Everything in R is an object, there are five basic or “atomic” classes of objects. The most basic object is a vector, it can contain objects of the same class only, the one exception is a list, which is represented as a vector but can contain different classes and indeed that’s usually how lists are used.

Objects

  • character
  • numeric (real numbers)
  • integer
  • complex (3 - 4i)
  • logical (True/False)

Numbers are double precision real numbers. If needed to specify an integer we should use the L suffix. There are a couple of special numbers, Inf and NaN which stand for Infinite and Not A Number.

Objects in R can have attributes

  • name, dimnames
  • dimensions (matrices, arrays)
  • class

Vectors

The c() function is used to create vectors.

x <- c(1, 3, 4, 7)
x <- vector("numeric", lenght=2)

When different objects are mixed in a vector, coercion occurs so that every element in the vector is of the same class. Objects can be explicitly coerced using the as.* function. If non-sense coercion is tried the result is NA.

x <- 0:6
class(x)
as.numeric(x)
as.logical(x)
as.character(x)

Lists

Lists are very important in R, the element in a list are enclosed in double square brackets and can be accesed by their index in the list.

x <- list(1, "a", TRUE)
[[2]]
[2] "a"

Matrices

Special vetor in R with a dimension attribute which is itself an integer vector of lenght 2 (nrow, ncol). Matrices are constructed column-wise.

m <- matrix(nrow = 2, ncol = 3)
dim(m)
attributes(m)

Matrices can also be created directly from vectors by adding a dimension attribute.

m <- 1:10
dim(m) <- c(2,5)

Binding can be used to create matrices also by using the functions cbind() and rbind()

x <- 1:3
y <- 10:12
cbind(x,y)
rbind(x,y)

Factors

Are used to represent categorical data, can be ordered or unordered. One can think a factor as an integer vector where each integer has a label. Using factors with labels is better than using integers because factors al self-described.

The order of the labels can be set using the levels argument, this can be important for linear modeling.

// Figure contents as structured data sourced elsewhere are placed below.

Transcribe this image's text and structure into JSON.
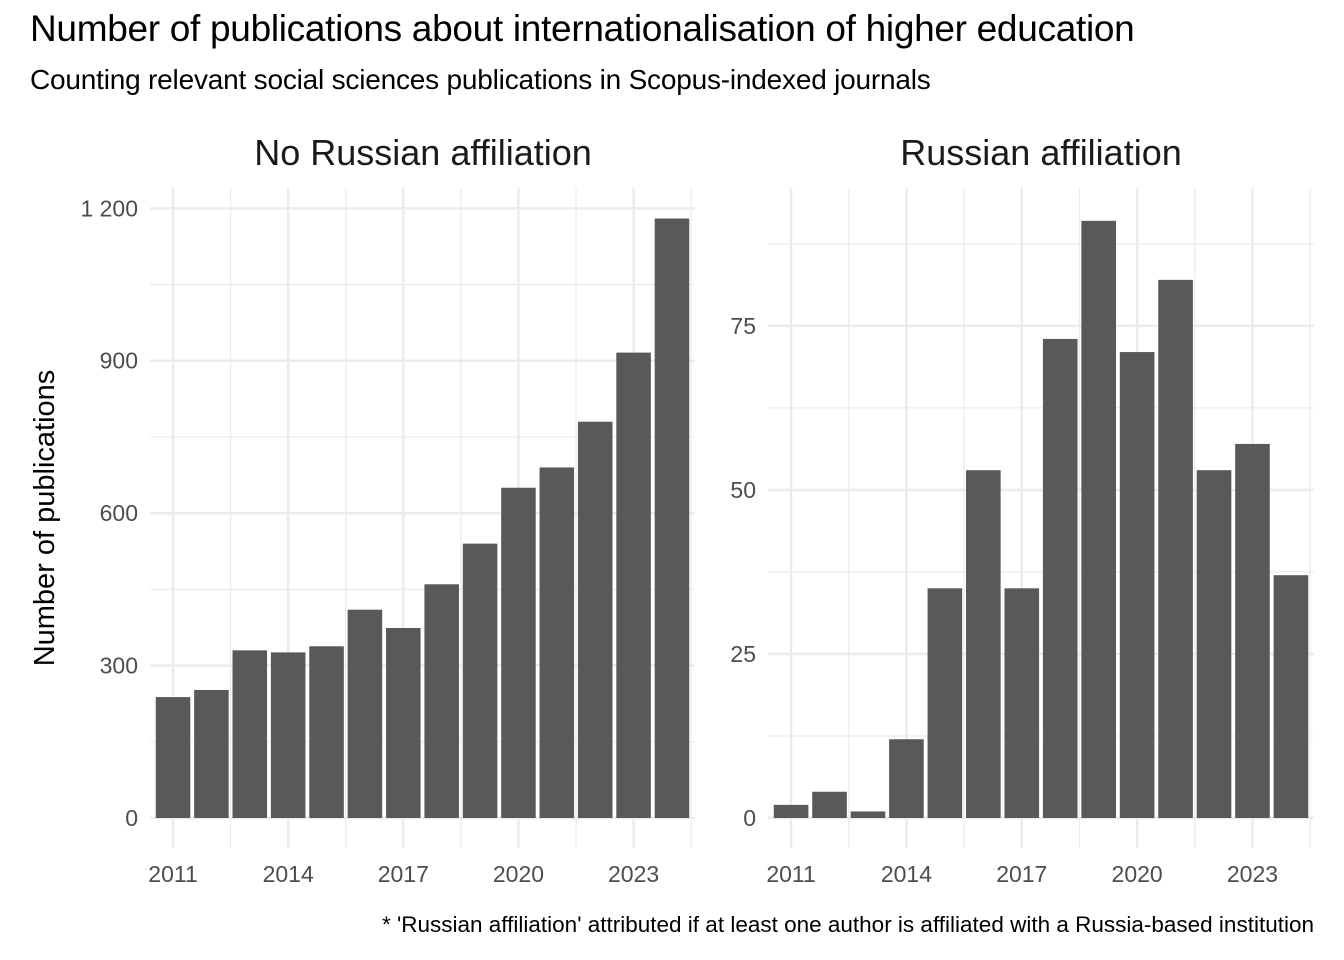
{
  "title": "Number of publications about internationalisation of higher education",
  "subtitle": "Counting relevant social sciences publications in Scopus-indexed journals",
  "caption": "* 'Russian affiliation' attributed if at least one author is affiliated with a Russia-based institution",
  "colors": {
    "bar": "#595959",
    "grid": "#ebebeb",
    "background": "#ffffff"
  },
  "chart_data": [
    {
      "type": "bar",
      "title": "No Russian affiliation",
      "ylabel": "Number of publications",
      "xlabel": "",
      "x": [
        2011,
        2012,
        2013,
        2014,
        2015,
        2016,
        2017,
        2018,
        2019,
        2020,
        2021,
        2022,
        2023,
        2024
      ],
      "values": [
        238,
        252,
        330,
        326,
        338,
        410,
        374,
        460,
        540,
        650,
        690,
        780,
        916,
        1180
      ],
      "ylim": [
        0,
        1240
      ],
      "yticks": [
        0,
        300,
        600,
        900,
        1200
      ],
      "ytick_labels": [
        "0",
        "300",
        "600",
        "900",
        "1 200"
      ],
      "xticks": [
        2011,
        2014,
        2017,
        2020,
        2023
      ],
      "xtick_labels": [
        "2011",
        "2014",
        "2017",
        "2020",
        "2023"
      ],
      "grid": true
    },
    {
      "type": "bar",
      "title": "Russian affiliation",
      "ylabel": "",
      "xlabel": "",
      "x": [
        2011,
        2012,
        2013,
        2014,
        2015,
        2016,
        2017,
        2018,
        2019,
        2020,
        2021,
        2022,
        2023,
        2024
      ],
      "values": [
        2,
        4,
        1,
        12,
        35,
        53,
        35,
        73,
        91,
        71,
        82,
        53,
        57,
        37
      ],
      "ylim": [
        0,
        96
      ],
      "yticks": [
        0,
        25,
        50,
        75
      ],
      "ytick_labels": [
        "0",
        "25",
        "50",
        "75"
      ],
      "xticks": [
        2011,
        2014,
        2017,
        2020,
        2023
      ],
      "xtick_labels": [
        "2011",
        "2014",
        "2017",
        "2020",
        "2023"
      ],
      "grid": true
    }
  ]
}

x <- factor(c("yes", "yes", "no", "yes", "no"), levels = c("yes", "no"))
table(x)
unclass(x)
attr(,"levels")

Missing values

Missing values are denoted by NA or NaN fr undefined mathematical operations. NA values can have a class also, so there are integer NA, character NA, etc. A NaN value is also an NA value, but not the opposite.

x <- c(1, 2, NA, 10, 3)
is.na(x)
is.nan(x)

Data frames

Are used to store tabular data, they are represented as a special list has to have the same length. Each element can be thought of as a column and the length of each element of the list is the number of rows. Unlike matrices, data frames can store different classes of objects in each column. Data frames have a special attribute called row.names

x <- data.frame(foo = 1:4, bar = c(T, T, F, F))
x
nrow(x)
ncol(x)

Names

R objects can have names, which is useful for writing readable code.

x <- 1:3
names(x)
x
names(x) <- c("foo", "bar", "norf")
x
x <- list(a = 1, b = 2, c = 3)
x
m <- matrix(1:4, nrow = 2, ncol = 2)
dimnames(m) <- list(c("a", "b"), c("c", "d"))
m

EOF